EMPIRE V (Пелевин) - страница 56

Я ощущал себя Казановой. У меня даже мысли не было, будто я делаю что-то дурное - разница со стандартным мужским поведением заключалась в том, что обычно человеческий самец врет наугад и навскидку, а я знал, что говорить и как. Это было все равно что играть в карты, зная, что на руках у партнера. Шулерство, да. Но ведь люди в таких случаях играют исключительно с целью проиграть друг другу как можно быстрее, по возможности не нарушая правил хорошего тона.
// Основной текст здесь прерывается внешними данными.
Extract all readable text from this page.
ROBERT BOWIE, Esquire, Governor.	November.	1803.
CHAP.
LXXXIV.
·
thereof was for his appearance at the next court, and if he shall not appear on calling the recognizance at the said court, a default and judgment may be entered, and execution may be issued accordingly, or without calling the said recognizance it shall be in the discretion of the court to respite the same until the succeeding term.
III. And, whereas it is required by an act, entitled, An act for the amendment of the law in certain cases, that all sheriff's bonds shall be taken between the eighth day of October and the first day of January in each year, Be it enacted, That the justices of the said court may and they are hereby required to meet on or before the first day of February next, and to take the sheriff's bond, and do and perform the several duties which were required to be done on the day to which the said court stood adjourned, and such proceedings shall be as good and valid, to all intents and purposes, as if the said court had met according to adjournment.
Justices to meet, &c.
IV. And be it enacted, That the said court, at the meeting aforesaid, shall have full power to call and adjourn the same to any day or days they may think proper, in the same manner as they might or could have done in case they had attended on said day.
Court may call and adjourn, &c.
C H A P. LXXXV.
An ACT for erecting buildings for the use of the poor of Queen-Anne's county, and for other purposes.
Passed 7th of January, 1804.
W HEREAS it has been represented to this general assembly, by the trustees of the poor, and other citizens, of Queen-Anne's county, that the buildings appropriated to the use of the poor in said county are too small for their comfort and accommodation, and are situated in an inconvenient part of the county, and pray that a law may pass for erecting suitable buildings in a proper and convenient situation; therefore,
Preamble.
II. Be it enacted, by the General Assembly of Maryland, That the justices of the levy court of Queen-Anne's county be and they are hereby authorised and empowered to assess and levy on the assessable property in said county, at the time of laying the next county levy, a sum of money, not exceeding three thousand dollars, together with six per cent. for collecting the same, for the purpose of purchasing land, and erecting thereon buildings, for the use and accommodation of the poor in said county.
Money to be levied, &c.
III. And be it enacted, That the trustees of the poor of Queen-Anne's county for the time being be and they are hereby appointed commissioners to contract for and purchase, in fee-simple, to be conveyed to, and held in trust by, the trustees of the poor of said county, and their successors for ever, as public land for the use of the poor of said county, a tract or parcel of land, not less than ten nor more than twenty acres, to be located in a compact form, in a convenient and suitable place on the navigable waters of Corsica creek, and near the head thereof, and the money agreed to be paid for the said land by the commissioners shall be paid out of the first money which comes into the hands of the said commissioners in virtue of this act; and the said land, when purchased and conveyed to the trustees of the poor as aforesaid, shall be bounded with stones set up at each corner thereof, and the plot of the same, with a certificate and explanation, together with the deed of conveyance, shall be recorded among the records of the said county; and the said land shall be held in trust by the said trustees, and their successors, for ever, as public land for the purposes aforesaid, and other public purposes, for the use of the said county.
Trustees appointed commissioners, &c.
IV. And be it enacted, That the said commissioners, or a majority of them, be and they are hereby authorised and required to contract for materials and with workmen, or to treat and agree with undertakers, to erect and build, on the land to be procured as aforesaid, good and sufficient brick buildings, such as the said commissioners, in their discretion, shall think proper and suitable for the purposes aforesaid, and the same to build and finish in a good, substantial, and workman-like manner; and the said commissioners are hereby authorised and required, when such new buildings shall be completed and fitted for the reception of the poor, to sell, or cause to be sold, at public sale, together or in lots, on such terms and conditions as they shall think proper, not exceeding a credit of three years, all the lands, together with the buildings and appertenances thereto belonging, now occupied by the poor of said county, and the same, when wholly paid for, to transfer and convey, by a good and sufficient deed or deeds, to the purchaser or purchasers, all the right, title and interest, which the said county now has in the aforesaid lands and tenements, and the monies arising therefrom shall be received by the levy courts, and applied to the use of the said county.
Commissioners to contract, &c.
Мы пошли гулять. Я говорил не умолкая. Маршрут нашей прогулки как бы случайно вывел нас к ее дому - сталинской высотке на площади Восстания. Я знал, что у нее никого нет дома. И мы, естественно, пошли "пить чай". Даже самая сложная для меня фаза ухаживания - переход от разговоров к делу, который всегда выходил у меня крайне неловко и угловато - прошла гладко.

Проблема возникла там, где я не мог ее ожидать. Думаю, что без облагораживающего влияния уроков дискурса я не смог бы внятно объяснить, что именно произошло.

Унылый и обыденный акт любви, совершаемый не по взаимному влечению, а по привычке (у людей так оно чаще всего и бывает), всегда напоминал мне наши выборы. После долгого вранья пропихнуть единственного реального кандидата в равнодушную к любым вбросам щель, а потом уверять себя, что это и было то самое, по поводу чего сходит с ума весь свободный мир… Но я знал: когда этот опыт удается (я не про выборы), происходит нечто качественно другое.

Возникает момент, когда два существа соединяются в один электрический контур и становятся как бы двухголовым телом (геральдический пример - древний византийский герб, изображающий малого азиатского петуха в точке вынужденного единства с подкравшимся сзади державным орлом).

Нам повезло - этот момент наступил (я не про герб). И в эту же секунду она все про меня поняла. Не знаю, что именно она почувствовала - но я был разоблачен, сомнений не оставалось.

— Ты… Ты…

Оттолкнув меня, она села на край кровати. В ее глазах был такой неподдельный ужас, что мне тоже стало страшно.

— Кто ты? - спросила она. - Что это такое?

Выкручиваться было бесполезно. Сказать ей правду я не мог (все равно она бы не поверила), что врать - не представлял. Кусать ее в третий раз, чтобы понять, как выкручиваться, мне не хотелось. Встав с кровати, я молча натянул свою черную майку с Симпсоном.

Через минуту я бежал вниз по лестнице, издавая звук, похожий на вой подбитого бомбардировщика, и застегиваясь на ходу. Впрочем, бомбардировщик падал довольно тихо - привлекать внимание я не хотел.

Я не испытывал раскаяния. Меня мучила только неловкость, какую чувствуешь, попадая в глупое положение. То, что я дважды укусил ее в шею, не казалось мне предосудительным. Нельзя же, думал я, осуждать комара за то что он комар. Я знал, что не стал монстром - во всяком случае, пока еще. Тем страшнее была мысль, что любая женщина будет видеть во мне монстра.